(Teleborsa) - Il Segretario del Tesoro Usa Scott Bessent ha annunciato quella che ha definito una campagna "senza precedenti" per isolare l'Iran dall'economia globale, mentre l'amministrazione Trump tenta di impoverire l'economia del Paese e porre fine a quasi sei mesi di guerra.

"Stiamo lanciando un'offensiva economica contro i collegamenti finanziari dell'Iran in tutto il mondo", ha dichiarato Bessent. "Il nostro obiettivo è recidere ogni ancora di salvezza economica che sostiene questo regime tirannico, finché Teheran non sarà isolata".

Bessent descrive un "approccio a zero perdite" alle sanzioni, che mirano a "bloccare ogni potenziale fonte di finanziamento per le Guardie Rivoluzionarie". "Non ci sarà il minimo margine di manovra per il regime per ricostruire la sua capacità di infliggere terrore all'America e al mondo", ha affermato Bessent.

E agli altri Paesi non sarà permesso di "affermare di essere ciechi di fronte" alle attività dell'Iran, ha aggiunto, il che certamente preannuncia un'applicazione rigorosa delle sanzioni. "Qualsiasi entità che agevoli il riciclaggio di denaro per conto dell'Iran verrà esclusa dal sistema del dollaro statunitense", ha affermato.

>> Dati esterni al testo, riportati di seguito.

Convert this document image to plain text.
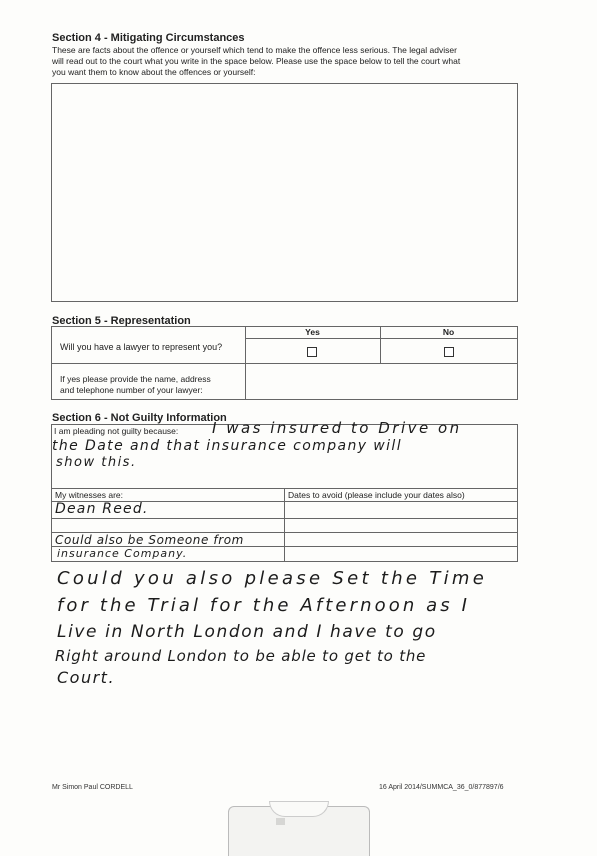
Section 4 - Mitigating Circumstances
These are facts about the offence or yourself which tend to make the offence less serious. The legal adviser
will read out to the court what you write in the space below. Please use the space below to tell the court what
you want them to know about the offences or yourself:
Section 5 - Representation
Yes	No
Will you have a lawyer to represent you?
If yes please provide the name, address
and telephone number of your lawyer:
Section 6 - Not Guilty Information
I am pleading not guilty because:
My witnesses are:	Dates to avoid (please include your dates also)
I was insured to Drive on
the Date and that insurance company will
show this.
Dean Reed.
Could also be Someone from
insurance Company.
Could you also please Set the Time
for the Trial for the Afternoon as I
Live in North London and I have to go
Right around London to be able to get to the
Court.
Mr Simon Paul CORDELL	16 April 2014/SUMMCA_36_0/877897/6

Il presidente Trump ha affermato che le nuove sanzioni settoriali, emanate oggi, prendono di mira cinque settori vitali per l'Iran: asset digitali, tecnologia, oro, aviazione e trasporti marittimi.

L'Ufficio per il controllo dei beni esteri (OFAC) del Dipartimento del Tesoro sta inoltre sanzionando oltre 60 entità, individui e navi, ha aggiunto Bessent.

Bessent ha aggiunto che il presidente è già telefonando ai leader mondiali, inoltrando "richieste specifiche di cessare le interazioni" con l'Iran. Il Segretario però si è rifiutato di nominare i paesi che Trump sta contattando per discutere delle sanzioni.

L'amministrazione Trump sta "stabilizzando un equilibrio" con tutti gli altri Paesi per chiarire che gli Stati Uniti non tollereranno alcun sostegno al regime iraniano. Il messaggio, secondo Bessent, è che "nessuno è al di sopra della portata delle sanzioni statunitensi":
"Se facilitano le transazioni e fanno parte dell'ecosistema che trasforma il petrolio iraniano in denaro, in repressione, saranno presi di mira".

Bessent non ha fissato delle scadenze ma ha aggiunto di non avere "pazienza infinita" nell'attesa che i Paesi agiscano.

Interrogato sulle potenziali sanzioni secondarie che gli Stati Uniti potrebbero imporre a banche e compagnie di navigazione cinesi, Bessent ha ribadito, senza nominare esplicitamente Pechino, che «ogni Paese» dovrebbe "essere pronto ad affrontare le sanzioni statunitensi. Nessuno è al di sopra di questo".

Bessent ha aggiunto che entro la fine della settimana ci si può aspettare che un'importante istituzione venga sanzionata.

Gli Emirati Arabi Uniti hanno interrotto i rapporti economici la scorsa settimana, sospendendo gli scambi commerciali e le transazioni finanziarie con l'Iran. Interrogato su questa mossa, Bessent ha affermato che le azioni degli Emirati Arabi Uniti sono probabilmente "causali" e dovrebbero essere viste come un segnale di ciò che accadrà in futuro.

Interrogato sul perché gli Stati Uniti stiano preannunciando i loro piani – anziché imporre immediatamente sanzioni secondarie – Bessent ha difeso l'approccio, insistendo sul fatto che un "avvertimento" sia appropriato.